Fresa y Chocolate - Senel Paz

Du Coppelia au Coppelia
Note :

   Nous sommes en 1990 à La Havane et David, hétéro bon teint, militant communiste consciencieux, se fait honteusement draguer par Diégo, homosexuel avoué et grand amateur de culture sous toutes ses formes (plus encore, le reconnaît-il lui-même, que d’hommes). La culture, il l’aime et il lui consacre son intérêt et son travail, la trouvant dans les livres, bien sûr, mais tout autant dans la cuisine ou dans l’architecture, la géographie ou l’histoire.
   
    Le dévouement à la culture nationale dont est empli ce livre est, me semble-t-il, un phénomène de période de crise. Il y en a aussi certains parmi nous qui se consacrent à la culture, mais sans éprouver le besoin qu’elle soit «nationale», nous ne ressentons pas qu’elle ait besoin de témoins, d’archivistes et de protecteurs. Tant mieux pour nous.

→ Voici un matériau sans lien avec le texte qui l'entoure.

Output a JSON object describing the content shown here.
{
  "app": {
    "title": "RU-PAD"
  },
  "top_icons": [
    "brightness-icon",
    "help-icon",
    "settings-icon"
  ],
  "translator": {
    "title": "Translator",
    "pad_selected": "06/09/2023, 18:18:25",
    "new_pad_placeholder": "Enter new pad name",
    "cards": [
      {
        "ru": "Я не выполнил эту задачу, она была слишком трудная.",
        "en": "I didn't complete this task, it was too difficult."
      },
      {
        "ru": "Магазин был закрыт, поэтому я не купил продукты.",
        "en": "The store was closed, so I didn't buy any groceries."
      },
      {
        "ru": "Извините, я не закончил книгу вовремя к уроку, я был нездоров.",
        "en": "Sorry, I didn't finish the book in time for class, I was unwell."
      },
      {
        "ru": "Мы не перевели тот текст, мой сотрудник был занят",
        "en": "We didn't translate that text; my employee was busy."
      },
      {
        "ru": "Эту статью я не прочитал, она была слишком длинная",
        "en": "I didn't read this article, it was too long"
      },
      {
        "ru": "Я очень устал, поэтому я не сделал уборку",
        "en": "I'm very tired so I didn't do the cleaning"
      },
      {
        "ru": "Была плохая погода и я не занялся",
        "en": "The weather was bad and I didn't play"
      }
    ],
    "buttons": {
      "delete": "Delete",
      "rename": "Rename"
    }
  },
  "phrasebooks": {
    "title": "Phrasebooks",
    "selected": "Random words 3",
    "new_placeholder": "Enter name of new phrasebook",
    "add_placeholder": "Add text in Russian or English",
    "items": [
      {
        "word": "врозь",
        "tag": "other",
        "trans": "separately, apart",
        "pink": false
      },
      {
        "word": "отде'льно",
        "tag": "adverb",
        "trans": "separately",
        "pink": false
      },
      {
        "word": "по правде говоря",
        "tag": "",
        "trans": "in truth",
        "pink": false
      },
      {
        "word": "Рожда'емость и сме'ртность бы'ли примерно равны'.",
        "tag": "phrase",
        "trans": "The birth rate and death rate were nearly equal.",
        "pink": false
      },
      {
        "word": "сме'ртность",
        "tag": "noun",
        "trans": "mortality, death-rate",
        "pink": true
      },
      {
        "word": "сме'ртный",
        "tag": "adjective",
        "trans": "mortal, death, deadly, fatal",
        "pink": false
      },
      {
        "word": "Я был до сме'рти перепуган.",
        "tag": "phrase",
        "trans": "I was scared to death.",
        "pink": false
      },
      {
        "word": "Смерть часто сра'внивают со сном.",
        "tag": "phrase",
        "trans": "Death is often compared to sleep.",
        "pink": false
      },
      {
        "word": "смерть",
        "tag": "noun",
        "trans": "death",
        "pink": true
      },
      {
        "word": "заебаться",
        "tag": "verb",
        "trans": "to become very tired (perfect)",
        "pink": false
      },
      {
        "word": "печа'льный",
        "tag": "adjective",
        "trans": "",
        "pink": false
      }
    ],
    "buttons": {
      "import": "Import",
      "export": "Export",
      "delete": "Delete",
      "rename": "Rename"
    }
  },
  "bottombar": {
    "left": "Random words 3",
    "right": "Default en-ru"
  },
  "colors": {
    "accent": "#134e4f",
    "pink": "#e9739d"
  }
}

   Donc, pour la fraise et le chocolat…
   
   Parce qu’il est pervers, Diégo invite David chez lui pour lui montrer des livres introuvables à Cuba et parce qu’il est un loyal serviteur de la Cause, David le dénonce au camarade responsable. C’est ainsi que pourraient se définir le bien et le mal.
   
   Sauf que, évidemment, Diégo est lui aussi le loyal serviteur d’une cause, qui est celle qui demande que l’on éduque son entourage, que l’on fasse circuler les connaissances et les objets culturels (bibliothèques semi clandestines, prêts de livres envoyés de l’étranger etc. ces activités sont une réalité cubaine auxquelles se livrent une autre sorte de militants, tout aussi dévoués).
   
   Si bien que rapidement, Diégo renonce à séduire David pour se consacrer à son enrichissement culturel, rapidement David ne voit plus du tout en quoi il serait nécessaire de dénoncer ce type de déviance.
   
   De ce vraiment très court roman, une nouvelle plutôt, ont été tirées plusieurs adaptations théâtrales ainsi qu’un film en 1993 qui a obtenu l’Ours d'argent à Berlin en 1994.
   
   Le titre tient tout entier au fait que la première rencontre se fait au Coppelia, le « Palais de la Glace » où, s’il est de bon ton de déguster des glaces au chocolat, y ajouter une boule rose, je veux dire fraise, est très… tendancieux.